ArcGIS Online service partial outage - Resolved

On 4th September there was a partial outage with ArcGIS Online which affected some customers. Publishing services, the use of hosted feature services and some other specific functionality were impacted. The issue was restricted to certain parts of the infrastructure and this was reported on the  ArcGIS Online Health Dashboard.  

Unfortunately, some issues still remain which are affecting some customers. We are working with Esri Inc to understand the causes of the problem and to resolve the ongoing issues as quickly as possible.

UPDATE (06/09/2018)

The problem has been resolved. The following statement from Esri Inc provides further information:

What happened :

Between 3:00AM and 6:45 PM PST Tuesday September 4, 2018  ArcGIS Online experienced continual intermittent problems with a subset of our infrastructure that provides hosted feature services and spatial analysis. 

Why did it happen :

The issue was due to a weather/lightning event which caused electrical problems and a shutdown of part of the infrastructure with the Microsoft Azure South Central US region. This infrastructure shut down resulted in a subset of ArcGIS Online Services being unavailable for publishing or viewing.

Our Response:

The ArcGIS Online operations team worked with  Microsoft Azure during the event to diagnose the problem and then began work on swift recovery.  During the investigation and recovery, the status of the issue was updated at status.arcgis.com until restoration was verified and tested.  In parallel to the above activity we also triggered our Disaster Recovery process for restoring affected services in a different region from database backups.  The recovery of the original affected data center completed earlier.

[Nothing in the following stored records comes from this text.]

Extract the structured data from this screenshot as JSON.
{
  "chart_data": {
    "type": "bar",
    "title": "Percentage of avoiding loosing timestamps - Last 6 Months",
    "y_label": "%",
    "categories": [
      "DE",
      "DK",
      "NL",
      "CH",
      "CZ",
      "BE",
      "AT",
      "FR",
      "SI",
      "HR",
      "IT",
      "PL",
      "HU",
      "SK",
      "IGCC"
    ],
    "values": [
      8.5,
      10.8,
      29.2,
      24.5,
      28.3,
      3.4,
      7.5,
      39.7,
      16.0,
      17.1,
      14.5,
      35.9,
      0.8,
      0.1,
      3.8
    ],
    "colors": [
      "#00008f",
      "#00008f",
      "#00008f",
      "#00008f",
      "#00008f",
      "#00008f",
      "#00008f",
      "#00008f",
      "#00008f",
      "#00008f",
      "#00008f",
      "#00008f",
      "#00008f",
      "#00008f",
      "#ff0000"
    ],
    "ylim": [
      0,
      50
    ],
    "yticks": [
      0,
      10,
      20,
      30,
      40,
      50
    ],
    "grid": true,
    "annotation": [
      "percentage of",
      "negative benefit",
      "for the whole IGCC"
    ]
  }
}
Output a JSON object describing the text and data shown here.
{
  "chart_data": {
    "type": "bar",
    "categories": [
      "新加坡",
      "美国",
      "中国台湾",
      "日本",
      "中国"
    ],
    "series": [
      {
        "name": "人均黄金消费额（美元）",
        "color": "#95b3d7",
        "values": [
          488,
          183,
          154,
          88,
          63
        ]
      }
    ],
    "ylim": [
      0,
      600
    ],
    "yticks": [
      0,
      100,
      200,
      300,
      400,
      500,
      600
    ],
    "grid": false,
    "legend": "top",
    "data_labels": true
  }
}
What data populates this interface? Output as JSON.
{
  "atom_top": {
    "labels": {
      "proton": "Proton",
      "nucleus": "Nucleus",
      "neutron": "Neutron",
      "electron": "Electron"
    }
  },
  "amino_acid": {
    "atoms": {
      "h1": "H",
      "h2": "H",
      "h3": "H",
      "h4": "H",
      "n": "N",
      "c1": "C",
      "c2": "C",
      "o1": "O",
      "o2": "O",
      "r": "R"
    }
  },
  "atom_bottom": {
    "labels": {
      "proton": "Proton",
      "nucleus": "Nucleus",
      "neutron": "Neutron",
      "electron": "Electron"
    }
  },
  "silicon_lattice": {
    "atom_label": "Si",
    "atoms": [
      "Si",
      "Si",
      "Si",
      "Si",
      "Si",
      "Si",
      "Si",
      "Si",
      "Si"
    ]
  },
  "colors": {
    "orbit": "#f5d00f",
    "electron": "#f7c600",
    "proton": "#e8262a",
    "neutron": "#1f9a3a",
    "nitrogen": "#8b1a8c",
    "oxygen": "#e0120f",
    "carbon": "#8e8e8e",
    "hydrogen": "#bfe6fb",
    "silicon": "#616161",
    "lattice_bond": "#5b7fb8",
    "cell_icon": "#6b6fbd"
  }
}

Additional notes and plans:

  • Our services already run in High Availability mode covered by the SLA of Azure and take advantage of redundancy and fail over across multiple instances. We will investigate and consider additional improvements once the root cause analysis from Microsoft has been released to strengthen the availability of our current deployments. 
  • We will also look at improvements to the communication process to insure you have the most reliable and updated information possible.